⚡AleoBFT: Explore Aleo`s consensus layer⚡
Aleo employs AleoBFT—a DAG-based consensus algorithm inspired by Narwhal and Bullshark—enhanced with dynamic committees and staking. Formally verified to prevent forks, AleoBFT ensures both security and correctness.
- ✔️High Throughput: Combines Narwhal’s efficient data dissemination with Bullshark’s streamlined ordering.
- 🔐Robust Security: Prevents blockchain forks via formal verification.
- 🌎Scalability: Supports decentralization while enabling privacy-preserving applications.
Narwhal is a DAG-based protocol facilitating transaction communication between nodes. It builds a DAG with certificates as vertices and links as edges, enabling high-throughput transaction processing. However, Narwhal provides only a causal order.
Bullshark complements Narwhal by interpreting its DAG to produce a single, definitive transaction order without additional message exchanges.
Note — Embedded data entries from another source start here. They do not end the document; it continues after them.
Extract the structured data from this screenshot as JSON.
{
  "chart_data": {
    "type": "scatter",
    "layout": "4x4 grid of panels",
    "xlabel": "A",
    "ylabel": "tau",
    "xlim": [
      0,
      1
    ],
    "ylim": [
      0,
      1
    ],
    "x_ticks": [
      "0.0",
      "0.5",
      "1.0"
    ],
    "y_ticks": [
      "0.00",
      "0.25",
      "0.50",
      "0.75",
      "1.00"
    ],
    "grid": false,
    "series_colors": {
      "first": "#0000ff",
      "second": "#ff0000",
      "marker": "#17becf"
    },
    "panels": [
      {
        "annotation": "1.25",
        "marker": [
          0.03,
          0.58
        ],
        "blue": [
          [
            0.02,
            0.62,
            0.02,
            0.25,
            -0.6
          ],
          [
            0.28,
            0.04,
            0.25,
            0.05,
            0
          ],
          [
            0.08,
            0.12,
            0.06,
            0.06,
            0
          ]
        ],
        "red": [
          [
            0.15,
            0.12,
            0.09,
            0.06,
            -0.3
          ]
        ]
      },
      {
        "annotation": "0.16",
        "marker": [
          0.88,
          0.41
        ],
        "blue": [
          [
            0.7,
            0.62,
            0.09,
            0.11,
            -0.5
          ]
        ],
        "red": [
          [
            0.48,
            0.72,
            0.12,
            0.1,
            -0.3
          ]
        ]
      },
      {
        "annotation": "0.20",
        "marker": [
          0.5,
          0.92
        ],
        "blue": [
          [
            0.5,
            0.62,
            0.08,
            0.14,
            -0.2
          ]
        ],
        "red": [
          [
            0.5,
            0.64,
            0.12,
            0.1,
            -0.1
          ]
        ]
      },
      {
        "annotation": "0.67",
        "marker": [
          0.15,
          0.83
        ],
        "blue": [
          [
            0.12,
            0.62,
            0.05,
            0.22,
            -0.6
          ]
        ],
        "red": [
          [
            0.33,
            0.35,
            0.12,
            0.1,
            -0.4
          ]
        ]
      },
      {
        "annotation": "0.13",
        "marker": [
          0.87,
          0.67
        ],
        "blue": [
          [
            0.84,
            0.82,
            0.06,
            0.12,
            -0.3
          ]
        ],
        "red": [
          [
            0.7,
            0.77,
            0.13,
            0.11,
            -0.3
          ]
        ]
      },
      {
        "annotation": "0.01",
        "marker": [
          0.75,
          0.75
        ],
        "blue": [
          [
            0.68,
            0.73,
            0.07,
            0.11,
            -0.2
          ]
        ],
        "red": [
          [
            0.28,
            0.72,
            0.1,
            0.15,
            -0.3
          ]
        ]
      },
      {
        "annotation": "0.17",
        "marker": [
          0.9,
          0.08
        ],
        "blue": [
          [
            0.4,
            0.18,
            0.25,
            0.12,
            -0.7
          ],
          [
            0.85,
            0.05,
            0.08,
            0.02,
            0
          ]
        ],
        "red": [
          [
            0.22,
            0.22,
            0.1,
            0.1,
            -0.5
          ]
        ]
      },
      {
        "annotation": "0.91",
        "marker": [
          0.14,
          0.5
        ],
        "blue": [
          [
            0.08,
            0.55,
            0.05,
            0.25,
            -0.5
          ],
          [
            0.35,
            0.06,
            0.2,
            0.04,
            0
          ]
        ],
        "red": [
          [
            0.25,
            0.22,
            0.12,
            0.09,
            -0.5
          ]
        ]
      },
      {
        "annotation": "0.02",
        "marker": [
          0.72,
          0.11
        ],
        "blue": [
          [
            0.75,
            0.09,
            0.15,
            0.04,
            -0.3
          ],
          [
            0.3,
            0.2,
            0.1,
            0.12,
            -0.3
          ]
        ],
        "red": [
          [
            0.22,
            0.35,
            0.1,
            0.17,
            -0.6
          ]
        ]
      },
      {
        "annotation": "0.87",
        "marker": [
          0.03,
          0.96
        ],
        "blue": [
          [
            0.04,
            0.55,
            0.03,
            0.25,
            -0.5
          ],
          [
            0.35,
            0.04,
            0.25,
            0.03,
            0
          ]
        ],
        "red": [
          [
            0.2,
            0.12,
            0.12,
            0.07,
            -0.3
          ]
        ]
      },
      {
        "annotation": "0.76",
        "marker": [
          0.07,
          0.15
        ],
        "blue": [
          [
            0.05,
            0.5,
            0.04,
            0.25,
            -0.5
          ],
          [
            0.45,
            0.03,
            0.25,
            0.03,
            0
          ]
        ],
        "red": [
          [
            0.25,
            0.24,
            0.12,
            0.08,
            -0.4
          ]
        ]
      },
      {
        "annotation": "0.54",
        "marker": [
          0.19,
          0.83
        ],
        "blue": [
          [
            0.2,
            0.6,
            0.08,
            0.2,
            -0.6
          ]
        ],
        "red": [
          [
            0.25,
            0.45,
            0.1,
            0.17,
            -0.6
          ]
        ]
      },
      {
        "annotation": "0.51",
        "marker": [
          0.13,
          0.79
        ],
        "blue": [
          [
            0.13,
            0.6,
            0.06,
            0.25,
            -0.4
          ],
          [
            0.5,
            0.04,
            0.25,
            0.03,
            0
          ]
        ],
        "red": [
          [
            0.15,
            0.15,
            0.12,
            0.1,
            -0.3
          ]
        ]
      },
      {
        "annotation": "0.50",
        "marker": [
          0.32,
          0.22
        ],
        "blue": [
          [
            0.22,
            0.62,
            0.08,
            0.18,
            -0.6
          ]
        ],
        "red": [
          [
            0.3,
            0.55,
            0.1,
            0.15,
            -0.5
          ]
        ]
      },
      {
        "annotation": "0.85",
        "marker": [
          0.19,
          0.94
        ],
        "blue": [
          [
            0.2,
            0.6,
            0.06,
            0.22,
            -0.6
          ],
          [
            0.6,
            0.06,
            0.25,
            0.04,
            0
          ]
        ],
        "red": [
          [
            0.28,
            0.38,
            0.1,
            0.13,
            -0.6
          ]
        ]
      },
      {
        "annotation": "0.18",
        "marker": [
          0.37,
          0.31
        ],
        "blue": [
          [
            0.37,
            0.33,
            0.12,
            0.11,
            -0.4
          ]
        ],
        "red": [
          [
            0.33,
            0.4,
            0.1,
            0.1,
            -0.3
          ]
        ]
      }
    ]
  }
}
This finalized order forms the blockchain.
By offloading data dissemination from consensus, AleoBFT reduces overhead, boosting performance while maintaining decentralization and security. It’s the backbone of Aleo’s privacy-preserving blockchain applications.
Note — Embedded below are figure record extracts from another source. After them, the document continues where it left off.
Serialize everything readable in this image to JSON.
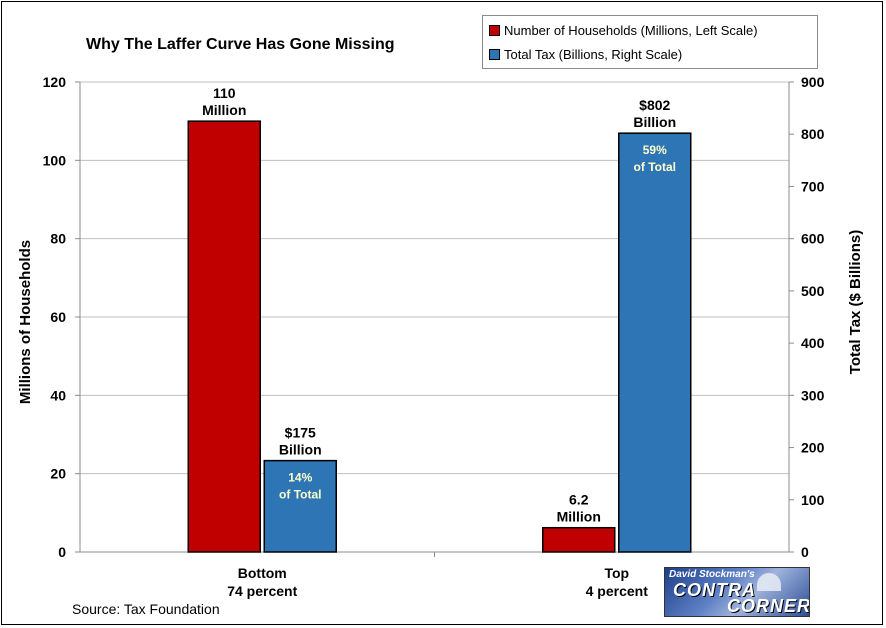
{
  "chart_data": {
    "type": "bar",
    "title": "Why The Laffer Curve Has Gone Missing",
    "source": "Source: Tax Foundation",
    "categories": [
      {
        "line1": "Bottom",
        "line2": "74 percent"
      },
      {
        "line1": "Top",
        "line2": "4 percent"
      }
    ],
    "series": [
      {
        "name": "Number of Households (Millions, Left Scale)",
        "axis": "left",
        "color": "#c00000",
        "values": [
          110,
          6.2
        ],
        "value_labels": [
          [
            "110",
            "Million"
          ],
          [
            "6.2",
            "Million"
          ]
        ],
        "inner_labels": [
          [
            "",
            ""
          ],
          [
            "",
            ""
          ]
        ]
      },
      {
        "name": "Total Tax (Billions, Right Scale)",
        "axis": "right",
        "color": "#2e75b6",
        "values": [
          175,
          802
        ],
        "value_labels": [
          [
            "$175",
            "Billion"
          ],
          [
            "$802",
            "Billion"
          ]
        ],
        "inner_labels": [
          [
            "14%",
            "of Total"
          ],
          [
            "59%",
            "of Total"
          ]
        ]
      }
    ],
    "ylabel_left": "Millions of Households",
    "ylabel_right": "Total Tax ($ Billions)",
    "ylim_left": [
      0,
      120
    ],
    "yticks_left": [
      0,
      20,
      40,
      60,
      80,
      100,
      120
    ],
    "ylim_right": [
      0,
      900
    ],
    "yticks_right": [
      0,
      100,
      200,
      300,
      400,
      500,
      600,
      700,
      800,
      900
    ],
    "grid": true,
    "legend_position": "top-right"
  },
  "logo": {
    "byline": "David Stockman's",
    "word1": "CONTRA",
    "word2": "CORNER"
  }
}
Narwhal operates by having validators run multiple workers and a primary node. Workers process transactions into batches, share them with other validators, and generate digests (certificates of availability) for the primary. Instead of including raw transactions, the primary references cryptographic hashes of these batches, reducing block size.
💫The DAG building process (and beyond)💫
The DAG is built in rounds, with validators collecting n-f certificates (a supermajority) from the previous round to ensure consensus. Validators send proposals, gather endorsements, and form quorum certificates, which are shared to advance the process. This design ensures data availability, reduces overhead, adapts to network delays, and supports scalability with robust security.
Once the DAG is built, Bullshark sequences and finalizes blocks without additional validator communication, relying on the information encoded in the DAG. Thanks to Narwhal’s design, which ensures non-equivocation (certificates created by the same party in a round are identical), the ordering logic is simplified, eliminating the need for view-change mechanisms. Validators can interpret the total order based solely on their local view of the DAG.
In every even round, a leader is deterministically chosen, and its certificate is designated as an anchor. For the anchor to be committed, it must receive at least 1+f votes from certificates in subsequent odd rounds. This ensures consistency even in an asynchronous network, as any anchor committed by one validator will always have a path in future rounds. Anchors without sufficient votes or paths to future rounds are safely skipped, streamlining the commitment process.